CPU is the wrong signal for the WS pool. We want websocket_connections_per_pod. The cheapest path is:

Expose a tomoda_ws_connections Prometheus gauge from the Hub (Hub.GetGlobalConnectionCount() — sum of all room sizes; add this when implementing). One scrape per pod, no Redis hop.
Install prometheus-adapter to expose the gauge as a Kubernetes custom metric.
Reference it from tomoda-ws-hpa:

spec:
  metrics:
    - type: Pods
      pods:
        metric:
          name: tomoda_ws_connections
        target:
          type: AverageValue
          averageValue: "500"   # scale to keep <=500 conns/pod

Tune averageValue once we have steady-state telemetry. Until prometheus-adapter is in place, the tomoda-ws HPA can fall back to memory-based scaling (each WS connection has a known memory cost; a memory utilisation target indirectly tracks connection count).

Migration plan (when triggered)¶

Sequence so we don't drop connections:

Land the new tomoda-ws Deployment + Service in the cluster (replicas 0). Verify it builds and reconciles via Argo CD without any traffic.
Bring it to 2 replicas, confirm /health succeeds on the new pods.
Add the ingress /ws path pointing at ws-service. New WS connections start landing on the WS pool; existing connections remain on tomoda-api pods until they reconnect (Hub is per-pod; old pods still own their sockets).
Flip tomoda-api from multi-hub to api-hub. Existing sockets on api pods are torn down on the rollout; clients reconnect to the WS pool via the new ingress path.
Drop unused metrics / HPA from tomoda-api; deploy custom-metric HPA for tomoda-ws.

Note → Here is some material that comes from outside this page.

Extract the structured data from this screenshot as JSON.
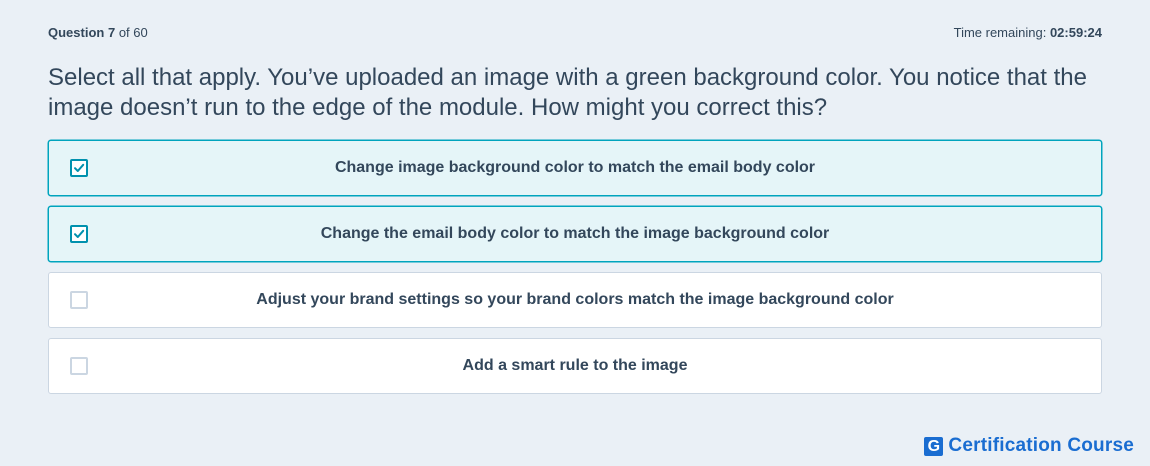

Pre-requisites (do before step 1):

prometheus-adapter installed and tested.
tomoda_ws_connections gauge exposed by the backend.
Frontend reconnect path verified to handle the rolling pod swap gracefully (it already does — see docs/architecture/realtime.md in the tomoda repo).

Why this isn't done now¶

Current scale doesn't need it (see "When to do this").
The mode flags exist precisely so this becomes a deployment-only change, not a code change. We're trading some YAML complexity for the option to do this fast when it's needed.
Ingress path-based routing adds operational surface (one more failure mode to debug) that isn't worth carrying until the scale signal justifies it.